Dans les trois simulations, la candidate, Marie, a recueilli environ 20 % des voix. « Peu importe que ses adversaires soient gais ou non, elle était toujours à la traîne de ses adversaires masculins », rapporte M. Duval.

 

Dans sa version hétérosexuelle, le candidat Jacques perdait au profit de Raymond. Mais dans sa version homosexuelle, il l’emportait. Et ce, même plus largement dans le groupe où sa biographie mentionnait quelques stéréotypes reliés à l’homosexualité. Dans ce cas, la moitié des électeurs lui accordait sa confiance.

 

Alexandre Duval explique que les stéréotypes liés au sexe ou à l’orientation sexuelle éveillent des « biais cognitifs » chez les électeurs. Les femmes sont désavantagées par ce phénomène, mais, étrangement, même si les candidats homosexuels étaient perçus comme plus féminins, cela ne les désavantageait pas.

 

À la lumière de ces résultats, le jeune chercheur croit que, pour un homosexuel, il pourrait être plus profitable de s’afficher : « Aussi bien jouer sur ce front et ne pas tenter de le dissimuler », dit-il.
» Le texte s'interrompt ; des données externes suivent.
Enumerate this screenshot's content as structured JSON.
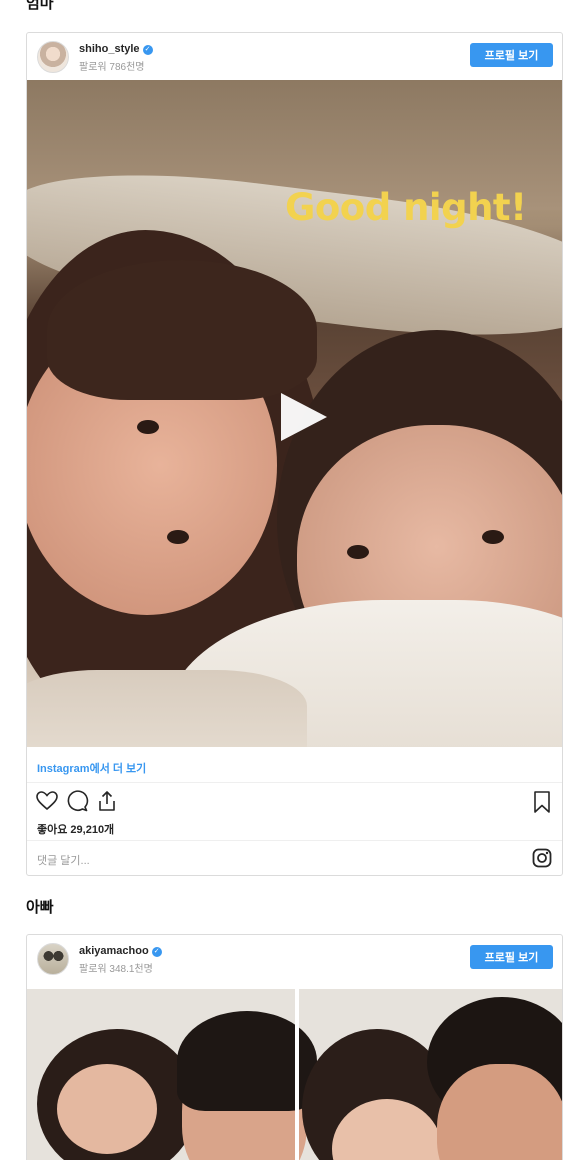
{
  "sections": {
    "mom_heading": "엄마",
    "dad_heading": "아빠"
  },
  "posts": [
    {
      "username": "shiho_style",
      "followers": "팔로워 786천명",
      "profile_button": "프로필 보기",
      "overlay_text": "Good night!",
      "view_more": "Instagram에서 더 보기",
      "likes": "좋아요 29,210개",
      "comment_placeholder": "댓글 달기..."
    },
    {
      "username": "akiyamachoo",
      "followers": "팔로워 348.1천명",
      "profile_button": "프로필 보기"
    }
  ],
  "icons": {
    "verified": "verified-badge-icon",
    "play": "play-icon",
    "like": "heart-icon",
    "comment": "comment-icon",
    "share": "share-icon",
    "save": "bookmark-icon",
    "instagram": "instagram-icon"
  },
  "colors": {
    "accent": "#3897f0",
    "overlay_text": "#f2d24f",
    "muted": "#999999"
  }
}
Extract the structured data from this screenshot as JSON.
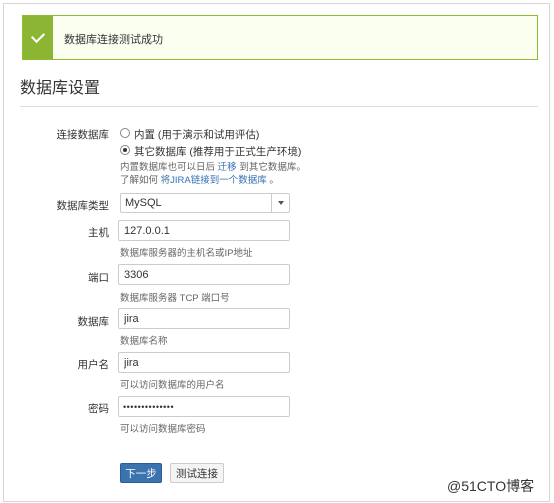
{
  "banner": {
    "message": "数据库连接测试成功"
  },
  "page_title": "数据库设置",
  "connection": {
    "label": "连接数据库",
    "option_builtin": "内置 (用于演示和试用评估)",
    "option_other": "其它数据库 (推荐用于正式生产环境)",
    "hint_line1_prefix": "内置数据库也可以日后",
    "hint_line1_link": "迁移",
    "hint_line1_suffix": "到其它数据库。",
    "hint_line2_prefix": "了解如何",
    "hint_line2_link": "将JIRA链接到一个数据库",
    "hint_line2_suffix": "。"
  },
  "db_type": {
    "label": "数据库类型",
    "value": "MySQL"
  },
  "host": {
    "label": "主机",
    "value": "127.0.0.1",
    "hint": "数据库服务器的主机名或IP地址"
  },
  "port": {
    "label": "端口",
    "value": "3306",
    "hint": "数据库服务器 TCP 端口号"
  },
  "database": {
    "label": "数据库",
    "value": "jira",
    "hint": "数据库名称"
  },
  "username": {
    "label": "用户名",
    "value": "jira",
    "hint": "可以访问数据库的用户名"
  },
  "password": {
    "label": "密码",
    "masked": "••••••••••••••",
    "hint": "可以访问数据库密码"
  },
  "buttons": {
    "next": "下一步",
    "test": "测试连接"
  },
  "watermark": "@51CTO博客"
}
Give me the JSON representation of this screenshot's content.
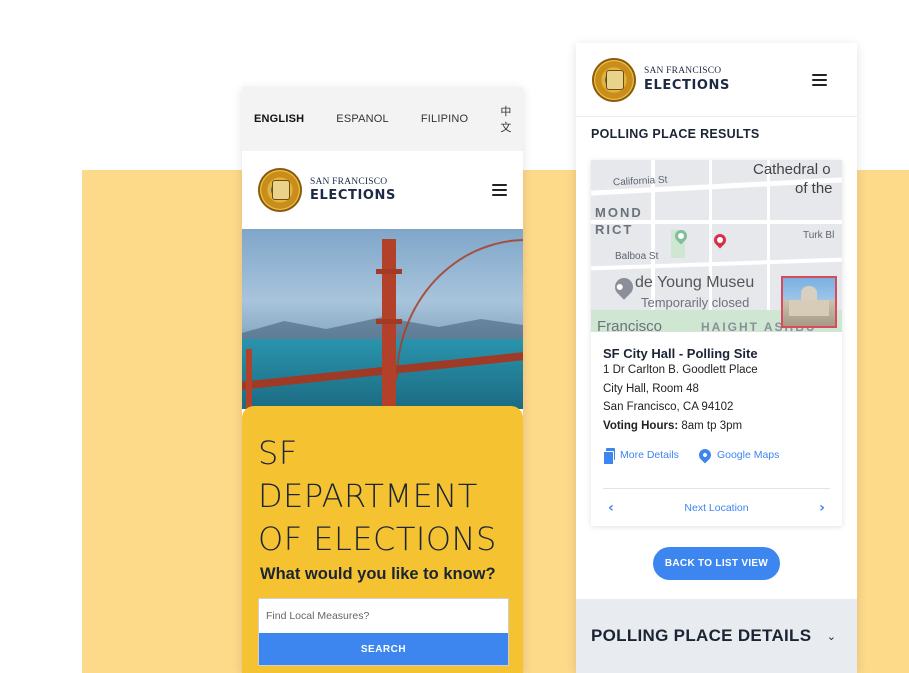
{
  "languages": [
    "ENGLISH",
    "ESPANOL",
    "FILIPINO",
    "中文"
  ],
  "brand": {
    "small": "SAN FRANCISCO",
    "big": "ELECTIONS"
  },
  "home": {
    "title_lines": [
      "SF",
      "DEPARTMENT",
      "OF ELECTIONS"
    ],
    "question": "What would you like to know?",
    "search_placeholder": "Find Local Measures?",
    "search_button": "SEARCH"
  },
  "results": {
    "heading": "POLLING PLACE RESULTS",
    "map_labels": {
      "cathedral": "Cathedral o",
      "of_the": "of the",
      "california": "California St",
      "mond": "MOND",
      "rict": "RICT",
      "balboa": "Balboa St",
      "turk": "Turk Bl",
      "deyoung": "de Young Museu",
      "closed": "Temporarily closed",
      "francisco": "Francisco",
      "haight": "HAIGHT ASHBU"
    },
    "place_name": "SF City Hall - Polling Site",
    "address_lines": [
      "1 Dr Carlton B. Goodlett Place",
      "City Hall, Room 48",
      "San Francisco, CA 94102"
    ],
    "hours_label": "Voting Hours:",
    "hours_value": " 8am tp 3pm",
    "more_details": "More Details",
    "google_maps": "Google Maps",
    "next_location": "Next Location",
    "back_button": "BACK TO LIST VIEW",
    "details_title": "POLLING PLACE DETAILS"
  },
  "colors": {
    "backdrop": "#fdd98a",
    "yellow_card": "#f5c332",
    "accent_blue": "#3d86f0",
    "navy": "#1b2433",
    "details_bg": "#e8ecf0"
  },
  "icons": [
    "hamburger-menu-icon",
    "city-seal-logo",
    "document-icon",
    "map-pin-icon",
    "chevron-left-icon",
    "chevron-right-icon",
    "chevron-down-icon"
  ]
}
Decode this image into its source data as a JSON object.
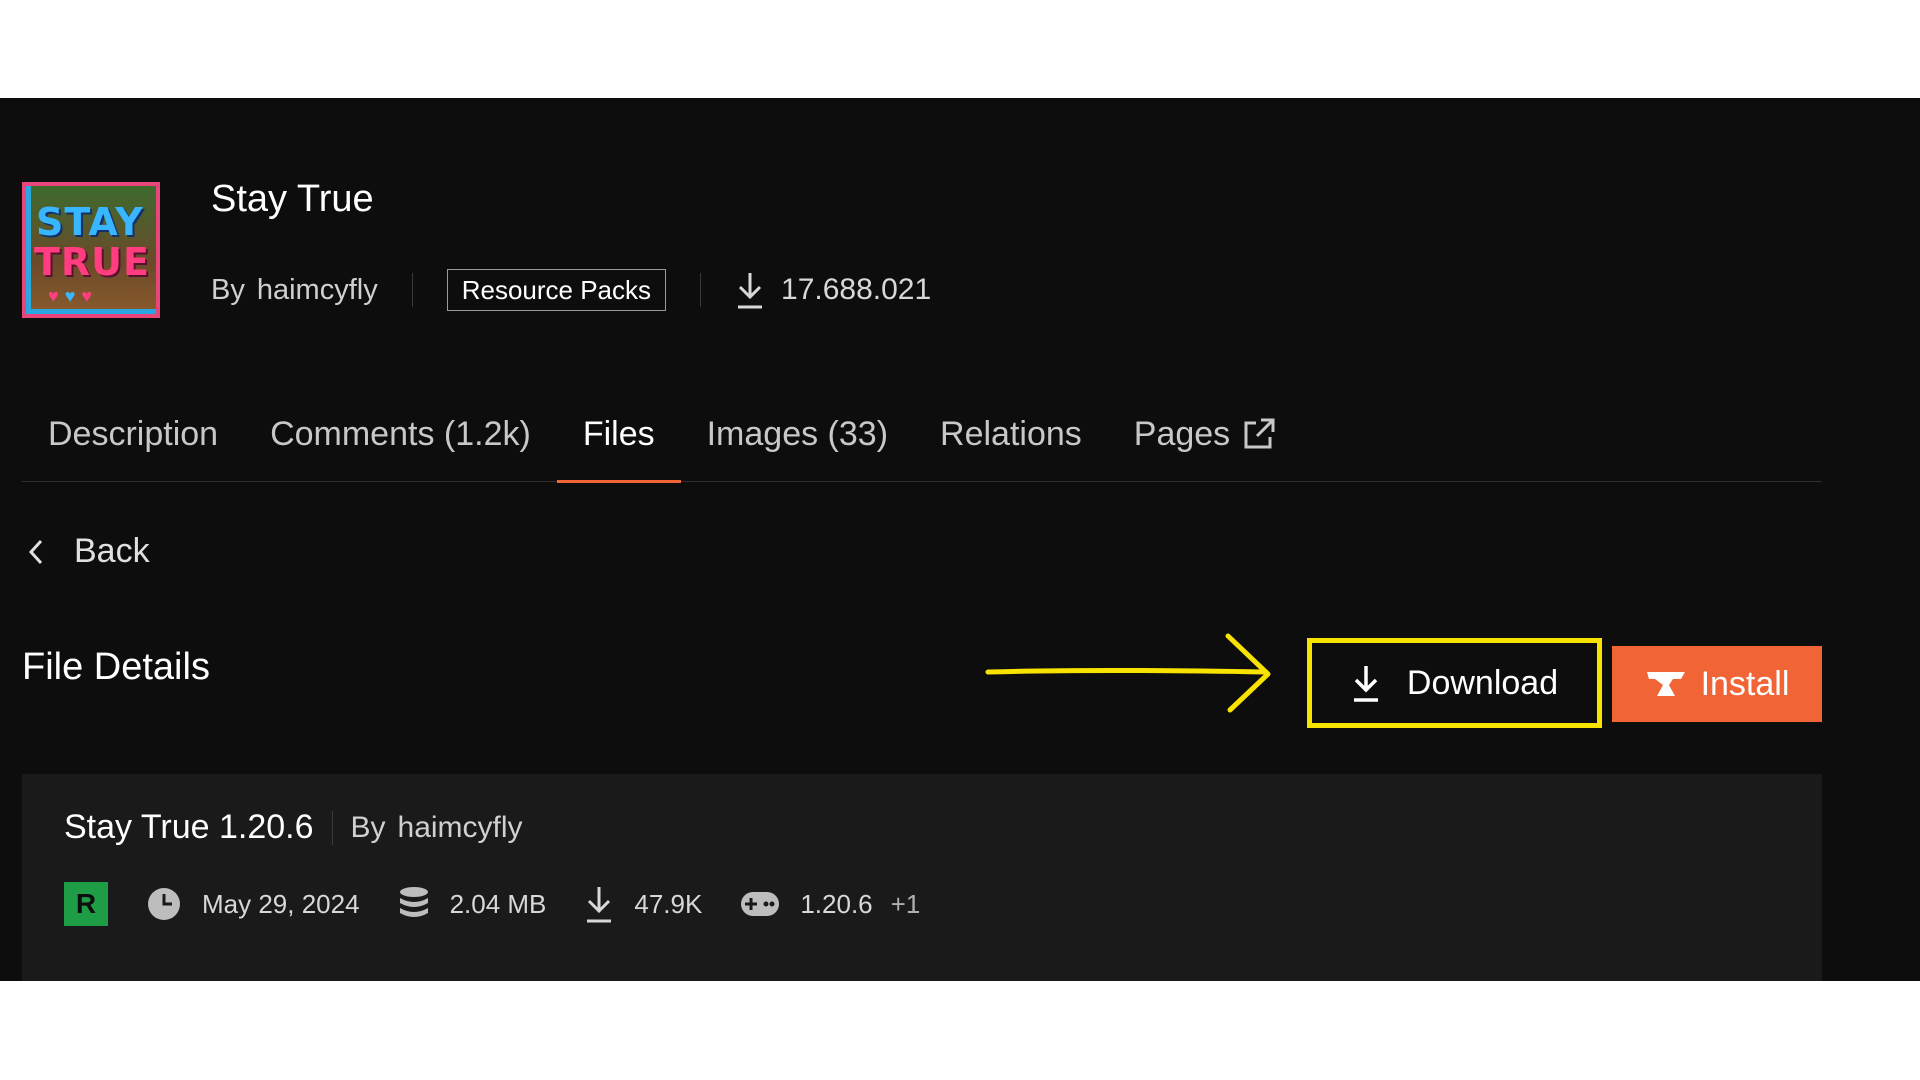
{
  "project": {
    "title": "Stay True",
    "logo_text_line1": "STAY",
    "logo_text_line2": "TRUE",
    "by_label": "By",
    "author": "haimcyfly",
    "category": "Resource Packs",
    "downloads": "17.688.021"
  },
  "tabs": [
    {
      "label": "Description",
      "active": false
    },
    {
      "label": "Comments (1.2k)",
      "active": false
    },
    {
      "label": "Files",
      "active": true
    },
    {
      "label": "Images (33)",
      "active": false
    },
    {
      "label": "Relations",
      "active": false
    },
    {
      "label": "Pages",
      "active": false,
      "icon": "external-link-icon"
    }
  ],
  "back_label": "Back",
  "section_title": "File Details",
  "actions": {
    "download_label": "Download",
    "install_label": "Install"
  },
  "file": {
    "name": "Stay True 1.20.6",
    "by_label": "By",
    "author": "haimcyfly",
    "release_type": "R",
    "date": "May 29, 2024",
    "size": "2.04 MB",
    "downloads": "47.9K",
    "game_version": "1.20.6",
    "more_versions": "+1"
  },
  "colors": {
    "page_bg": "#0d0d0d",
    "accent": "#f16436",
    "annotation": "#f7e200",
    "release_green": "#1f9d46"
  }
}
Par contre, ce sont vraiment les électeurs plus ouverts qui ont donné l’avantage au candidat homosexuel le plus stéréotypé, peut-être perçu comme moins terne et traditionnel que ses adversaires, avance le chercheur. Les électeurs qui avaient des tendances homophobes ont été nettement plus nombreux à rejeter ce candidat, dit-il toutefois. Le degré d’homophobie a été évalué après le vote virtuel à l’aide d’une échelle standardisée.

 

L’impact d’une candidate ouvertement lesbienne n’a pas été mesuré, mais M. Duval croit que les résultats seraient différents. « Une étude américaine a par exemple démontré que les électeurs préféreront une candidate lesbienne plus masculine à une plus féminine », rapporte-t-il.

 

Importance de la diversité

 

Alexandre Duval estime qu’une démocratie gagne à ce que les élus représentent la diversité de la population, que ce soit concernant la parité homme-femme ou concernant la présence de minorités sexuelles ou de minorité culturelles. « Les députés homosexuels ne vont pas nécessairement être des militants, mais ils vont amener une diversité de points de vue et de préoccupations au caucus ou au Conseil des ministres », fait-il valoir.

 

Il estime que les personnes homosexuelles forment la minorité « la plus sous-représentée dans le monde ». Aux États-Unis, tous ordres de gouvernement confondus, on estime que 0,02 % des sièges sont occupés par des élus ouvertement homosexuels. Aucun député du Parti libéral du Québec ne s’est jamais affiché ouvertement gai, relève M. Duval, alors que du côté du PQ, ils ont été une poignée depuis l’émergence du parti.